Tuesday, July 20, 2010


I'll let you in on a little secret - officially I'm here in Israel to work with Bedouin women's organizations, but (here's the secret) I was kinda hoping to achieve peace in the Middle East while I was here.  When I've broached that topic with folks here, a common reply is "It's complicated".  I've spent some time trying to understand the complicating factors.  This past weekend I felt a glimpse.

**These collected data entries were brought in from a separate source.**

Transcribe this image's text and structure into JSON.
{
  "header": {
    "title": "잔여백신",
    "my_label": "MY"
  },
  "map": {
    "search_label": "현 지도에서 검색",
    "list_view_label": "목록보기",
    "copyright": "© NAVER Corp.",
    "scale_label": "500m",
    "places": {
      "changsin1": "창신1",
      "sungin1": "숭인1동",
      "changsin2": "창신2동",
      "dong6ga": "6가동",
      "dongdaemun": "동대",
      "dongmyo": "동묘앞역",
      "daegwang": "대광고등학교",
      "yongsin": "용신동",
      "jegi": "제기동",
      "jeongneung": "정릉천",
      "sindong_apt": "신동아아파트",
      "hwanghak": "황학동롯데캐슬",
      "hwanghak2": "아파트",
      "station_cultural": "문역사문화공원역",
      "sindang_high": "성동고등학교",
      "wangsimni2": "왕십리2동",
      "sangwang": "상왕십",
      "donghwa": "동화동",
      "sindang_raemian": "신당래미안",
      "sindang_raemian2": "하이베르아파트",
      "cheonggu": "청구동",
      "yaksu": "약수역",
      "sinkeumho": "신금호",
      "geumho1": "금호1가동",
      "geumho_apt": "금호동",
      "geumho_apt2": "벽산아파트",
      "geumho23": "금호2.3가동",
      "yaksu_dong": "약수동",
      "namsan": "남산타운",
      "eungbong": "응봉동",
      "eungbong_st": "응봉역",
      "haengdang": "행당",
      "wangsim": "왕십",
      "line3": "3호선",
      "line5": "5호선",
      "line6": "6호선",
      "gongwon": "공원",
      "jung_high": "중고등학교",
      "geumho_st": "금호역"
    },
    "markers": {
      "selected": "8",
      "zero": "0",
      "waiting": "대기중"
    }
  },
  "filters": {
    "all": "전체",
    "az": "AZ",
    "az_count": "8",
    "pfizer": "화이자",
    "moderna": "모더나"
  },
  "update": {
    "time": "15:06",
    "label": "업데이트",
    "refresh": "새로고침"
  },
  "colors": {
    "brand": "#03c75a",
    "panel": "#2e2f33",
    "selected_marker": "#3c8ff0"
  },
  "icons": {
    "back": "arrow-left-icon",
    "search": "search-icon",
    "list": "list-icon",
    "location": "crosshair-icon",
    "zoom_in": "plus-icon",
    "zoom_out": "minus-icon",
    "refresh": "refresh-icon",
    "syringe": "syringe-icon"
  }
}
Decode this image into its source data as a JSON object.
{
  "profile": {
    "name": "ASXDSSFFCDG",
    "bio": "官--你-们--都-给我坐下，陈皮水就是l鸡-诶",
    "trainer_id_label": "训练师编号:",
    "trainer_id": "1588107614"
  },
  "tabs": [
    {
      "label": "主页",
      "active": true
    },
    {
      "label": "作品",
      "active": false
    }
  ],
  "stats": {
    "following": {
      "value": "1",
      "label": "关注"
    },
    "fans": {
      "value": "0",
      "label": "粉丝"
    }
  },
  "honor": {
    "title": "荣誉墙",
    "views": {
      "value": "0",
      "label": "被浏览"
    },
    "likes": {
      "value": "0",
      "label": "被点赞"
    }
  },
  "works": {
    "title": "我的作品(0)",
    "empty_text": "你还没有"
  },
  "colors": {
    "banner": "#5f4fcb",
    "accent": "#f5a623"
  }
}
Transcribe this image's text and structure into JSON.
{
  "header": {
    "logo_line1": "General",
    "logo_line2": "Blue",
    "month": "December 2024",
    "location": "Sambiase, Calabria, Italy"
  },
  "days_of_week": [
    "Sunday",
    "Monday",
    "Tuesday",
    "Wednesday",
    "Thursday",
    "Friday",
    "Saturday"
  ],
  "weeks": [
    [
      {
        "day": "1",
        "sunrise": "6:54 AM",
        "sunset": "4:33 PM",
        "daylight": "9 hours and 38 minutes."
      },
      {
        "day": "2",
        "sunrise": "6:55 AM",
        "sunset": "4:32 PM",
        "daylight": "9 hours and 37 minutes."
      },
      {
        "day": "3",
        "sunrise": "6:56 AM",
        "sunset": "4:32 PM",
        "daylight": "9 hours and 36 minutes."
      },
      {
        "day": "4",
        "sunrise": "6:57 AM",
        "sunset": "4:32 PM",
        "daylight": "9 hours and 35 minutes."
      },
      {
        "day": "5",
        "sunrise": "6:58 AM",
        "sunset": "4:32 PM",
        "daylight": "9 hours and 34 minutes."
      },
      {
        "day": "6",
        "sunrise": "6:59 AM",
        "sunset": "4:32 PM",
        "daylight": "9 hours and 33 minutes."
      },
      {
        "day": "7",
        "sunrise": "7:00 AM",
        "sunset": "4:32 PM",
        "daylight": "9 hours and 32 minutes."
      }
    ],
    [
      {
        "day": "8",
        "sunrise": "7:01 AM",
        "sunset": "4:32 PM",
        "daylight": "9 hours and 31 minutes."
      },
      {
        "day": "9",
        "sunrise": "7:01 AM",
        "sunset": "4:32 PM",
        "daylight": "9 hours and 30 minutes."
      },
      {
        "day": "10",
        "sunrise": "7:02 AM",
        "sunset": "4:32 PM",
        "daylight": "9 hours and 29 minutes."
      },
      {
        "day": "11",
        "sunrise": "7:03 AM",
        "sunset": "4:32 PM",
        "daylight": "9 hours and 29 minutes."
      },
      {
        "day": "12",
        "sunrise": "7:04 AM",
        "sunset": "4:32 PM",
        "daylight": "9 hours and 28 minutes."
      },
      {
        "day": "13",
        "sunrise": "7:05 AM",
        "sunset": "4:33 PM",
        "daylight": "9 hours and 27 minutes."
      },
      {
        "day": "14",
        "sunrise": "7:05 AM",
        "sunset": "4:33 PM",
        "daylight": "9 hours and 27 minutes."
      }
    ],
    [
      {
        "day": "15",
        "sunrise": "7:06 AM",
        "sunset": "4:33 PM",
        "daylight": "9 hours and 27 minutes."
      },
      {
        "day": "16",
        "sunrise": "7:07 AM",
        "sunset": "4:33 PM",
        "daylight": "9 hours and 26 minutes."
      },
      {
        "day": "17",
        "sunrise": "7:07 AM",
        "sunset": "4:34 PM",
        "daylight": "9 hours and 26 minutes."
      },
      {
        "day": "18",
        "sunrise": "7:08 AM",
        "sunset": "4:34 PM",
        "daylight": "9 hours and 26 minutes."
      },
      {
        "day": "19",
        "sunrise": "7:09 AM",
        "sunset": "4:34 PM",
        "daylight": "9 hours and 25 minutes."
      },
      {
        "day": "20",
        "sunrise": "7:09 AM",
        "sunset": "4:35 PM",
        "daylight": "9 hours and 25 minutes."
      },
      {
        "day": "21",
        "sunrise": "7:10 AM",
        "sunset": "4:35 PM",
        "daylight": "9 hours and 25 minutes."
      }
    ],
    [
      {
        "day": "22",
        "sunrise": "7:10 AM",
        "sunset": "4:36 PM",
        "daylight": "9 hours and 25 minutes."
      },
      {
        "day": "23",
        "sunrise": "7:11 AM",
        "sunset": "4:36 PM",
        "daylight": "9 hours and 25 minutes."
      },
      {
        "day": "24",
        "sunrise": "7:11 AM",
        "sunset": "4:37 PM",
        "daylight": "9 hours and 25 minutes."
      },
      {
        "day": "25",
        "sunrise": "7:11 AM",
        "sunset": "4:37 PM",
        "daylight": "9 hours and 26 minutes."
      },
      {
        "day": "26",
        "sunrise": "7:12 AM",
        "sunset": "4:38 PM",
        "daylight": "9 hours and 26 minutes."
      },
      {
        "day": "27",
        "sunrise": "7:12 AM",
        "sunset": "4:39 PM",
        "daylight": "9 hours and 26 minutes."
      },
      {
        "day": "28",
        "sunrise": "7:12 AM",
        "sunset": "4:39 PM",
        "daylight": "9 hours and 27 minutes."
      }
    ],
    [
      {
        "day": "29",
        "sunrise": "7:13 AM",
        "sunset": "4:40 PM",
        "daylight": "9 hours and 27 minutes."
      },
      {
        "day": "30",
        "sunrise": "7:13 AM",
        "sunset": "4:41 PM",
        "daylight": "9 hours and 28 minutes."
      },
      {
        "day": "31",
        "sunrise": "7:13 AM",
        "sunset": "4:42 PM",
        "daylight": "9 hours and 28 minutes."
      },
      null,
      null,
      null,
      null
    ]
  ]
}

As part of my journey to and through Israel, I've visited and slept in a variety of places.  I've slept on planes, trains, buses, and outside under an open-air tent.  I've spent the majority of my nights in the apartment I'm subletting in Beer Sheva.  I've visited friends and colleagues in their apartments.  Temporary places.

This weekend I visited and stayed with a Palestinian family in the village their family has lived in for generations.  As soon as I walked into their house (pictured above), I felt immediately at ease.  I was more relaxed than I've been at any point in my stay.  I hadn't realized how temporary those other places felt until I walked through their door - the door of the place they have lived, are living, and plan to keep living in for a very long time.  In other words, I felt a home.  Not my home, but a home.

That feeling helped me understand the heart of the conflict in this area.  Jews and Palestinians both want that feeling.  They both want to feel at home.  And they both believe they can only get that feeling from the same piece of geography.  This is not a great insight for most folks, but for me there's a difference between knowing something and feeling something.  And, thanks to the hospitality of this family, I feel like I understand the complicated situation more clearly.